所以，回到生成随机半径值，其中PDF等于2x。

步骤1:创建CDF: 由于我们处理的是实数，CDF表示为PDF的积分。

CDF（x） = ∫ 2x = x2

步骤2:沿y = x镜像CDF:

从数学上讲，这可以归结为交换x和y并求解y:

CDF: y = x2 交换:x = y2 解:y =√x CDF-1: y =√x

步骤3:将得到的函数应用于0到1之间的统一值

CDF-1(random()) =√random()

这就是我们要推导的:-)

我认为在这种情况下，使用极坐标是一种使问题复杂化的方法，如果你在一个边长为2R的正方形中随机选择点，然后选择点(x,y)使x^2+y^2<=R^2，这将会容易得多。

我仍然不确定确切的“(2/R2)×r”，但显而易见的是，在给定的单位“dr”中需要分配的点的数量，即r的增加将与R2成正比，而不是r。
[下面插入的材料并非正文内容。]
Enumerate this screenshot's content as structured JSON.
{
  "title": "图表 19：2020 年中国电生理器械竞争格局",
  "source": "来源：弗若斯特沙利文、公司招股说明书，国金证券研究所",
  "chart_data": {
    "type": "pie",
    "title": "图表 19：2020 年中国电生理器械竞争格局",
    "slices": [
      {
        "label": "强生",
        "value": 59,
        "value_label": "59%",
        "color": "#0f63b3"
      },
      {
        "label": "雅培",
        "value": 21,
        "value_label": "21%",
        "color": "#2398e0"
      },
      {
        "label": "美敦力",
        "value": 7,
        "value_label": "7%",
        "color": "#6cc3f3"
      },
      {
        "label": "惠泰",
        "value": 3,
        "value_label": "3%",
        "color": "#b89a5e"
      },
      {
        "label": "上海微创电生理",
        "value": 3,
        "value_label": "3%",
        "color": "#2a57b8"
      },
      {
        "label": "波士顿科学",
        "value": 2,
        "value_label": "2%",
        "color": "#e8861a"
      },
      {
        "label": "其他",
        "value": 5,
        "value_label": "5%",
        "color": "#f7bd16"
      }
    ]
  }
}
check this way...number of points at some angle theta and between r (0.1r to 0.2r) i.e. fraction of the r and number of points between r (0.6r to 0.7r) would be equal if you use standard generation, since the difference is only 0.1r between two intervals. but since area covered between points (0.6r to 0.7r) will be much larger than area covered between 0.1r to 0.2r, the equal number of points will be sparsely spaced in larger area, this I assume you already know, So the function to generate the random points must not be linear but quadratic, (since number of points required to be distributed in given unit 'dr' i.e. increase in r will be proportional to r2 and not r), so in this case it will be inverse of quadratic, since the delta we have (0.1r) in both intervals must be square of some function so it can act as seed value for linear generation of points (since afterwords, this seed is used linearly in sin and cos function), so we know, dr must be quadratic value and to make this seed quadratic, we need to originate this values from square root of r not r itself, I hope this makes it little more clear.